As foundational myths go, this is neither as detailed nor as profoundly felt as that Milch bestowed upon us, but then Scorsese's film proves so much more thrilling for wearing its many years of scholarship so lightly; at its strongest, we get caught up in events, as we do any other ripping yarn or heaving metropolitan crowd. The script's vengeance arc - with Neeson's son Leonardo DiCaprio playing a long game of payback - is really an excuse to film a series of chaotic dust-ups, from the political manoeuvring to hang a bunch of patsies to a backstreet boxing match that descends into an all-out brawl. Part of the film's project is a rambunctious expansion of Raging Bull: a film in which just about everybody's ready to rumble. (The sharp angles of Ferretti's set-building are central to this: every street corner strikes the eye as contestable territory, visibly up for grabs.) What was lost in post-production was crucial connective tissue. In between the setpieces, we become aware of the film's myriad short cuts, the trade-offs required in 2003 to turn a then-expensive $100m production into a book-balancing blockbuster. Rather than actors, we get stars - and suddenly the film seems wobblier: a rare Scorsese movie without a truly outstanding or anchoring performance, either because Weinstein cut the heart and soul out of the picture, or because nearly everyone on set was overwhelmed by the scale of the production.
DiCaprio gets the cockiness right, and you buy him as a child torn between father figures (Neeson, Day-Lewis, Brendan Gleeson as a reminder of the character's Irish roots). What he can't sell you on - what this actor has always struggled to sell us on - is toughness: asked to project anything like that, he reverts to screwing up his face, in the hope we'll forget about his perilously scrawny body.
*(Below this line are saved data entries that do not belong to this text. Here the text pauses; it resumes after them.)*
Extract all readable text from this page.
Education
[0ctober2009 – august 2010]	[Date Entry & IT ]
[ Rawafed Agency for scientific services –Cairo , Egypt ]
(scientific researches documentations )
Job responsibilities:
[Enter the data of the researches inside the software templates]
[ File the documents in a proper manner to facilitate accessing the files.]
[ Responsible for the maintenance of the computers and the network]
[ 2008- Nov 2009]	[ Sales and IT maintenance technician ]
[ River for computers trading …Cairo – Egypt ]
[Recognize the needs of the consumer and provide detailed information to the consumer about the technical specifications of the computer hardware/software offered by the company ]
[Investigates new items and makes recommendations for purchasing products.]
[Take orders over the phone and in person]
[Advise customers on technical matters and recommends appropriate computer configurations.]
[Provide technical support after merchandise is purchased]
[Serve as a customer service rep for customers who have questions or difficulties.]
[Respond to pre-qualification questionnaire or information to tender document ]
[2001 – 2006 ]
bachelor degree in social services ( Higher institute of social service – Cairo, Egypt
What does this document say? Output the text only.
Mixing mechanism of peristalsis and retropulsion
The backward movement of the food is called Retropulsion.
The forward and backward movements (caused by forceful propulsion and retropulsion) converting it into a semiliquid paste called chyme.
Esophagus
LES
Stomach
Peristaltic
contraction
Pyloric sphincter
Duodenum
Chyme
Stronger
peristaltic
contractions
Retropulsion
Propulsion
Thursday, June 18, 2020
Given her near-retirement, it's pleasing to see Cameron Diaz again as the city's resident colleen/hellcat Jenny, though this cut is far less interested in her than it is in, say, Jim Broadbent's divide-and-rule Tammany; she floats the prospect of a Titanic-like romance, a measure of tenderness to offset the copious butchery, and yet Jenny still looks like a character constructed entirely from producer's notes. As for Day-Lewis: this is as close as we've ever come to watching the great screen actor of our time do pantomime, though I don't mean that entirely as a negative, not least because Day-Lewis was smart enough to realise there were benefits to going so big. The accent is as chewy as it ever sounded (first among equals in a film with some very chewy accent work), but Bill is nothing if not a memorable character, only agreeing to enter into battle with Neeson's priest after first ascertaining the latter has numbers enough to make battle worthwhile. (Here is someone who relishes and savours the fight - the bigger and bloodier the better.) With his top hat and patter and his extravagantly curlicued moustache, he's a dubious ringmaster - comprehensively overshadowing the PG-rated P.T. Barnum, reduced here to the status of bitplayer. With its panoply of character actors (count 'em: Gleeson, Gary Lewis, Stephen Graham, Eddie Marsan) and its cameo from John Sessions, not as Lincoln but as a ham actor playing Lincoln, this is more than anything a vision of America as an especially vicious circus - a big show, complete with thousands of extras duking it out for supremacy and spectacle just about everywhere else you look. In that uncertain moment after 9/11 - when the characteristically sunny Spielberg took a turn for the pessimistic (Minority Report, War of the Worlds) - Gangs of New York was Scorsese's affirmation that the show must go on. For better and worse, it did.
Gangs of New York played in selected cinemas last week; it is currently available to stream on Prime Video, and on DVD through Entertainment in Video.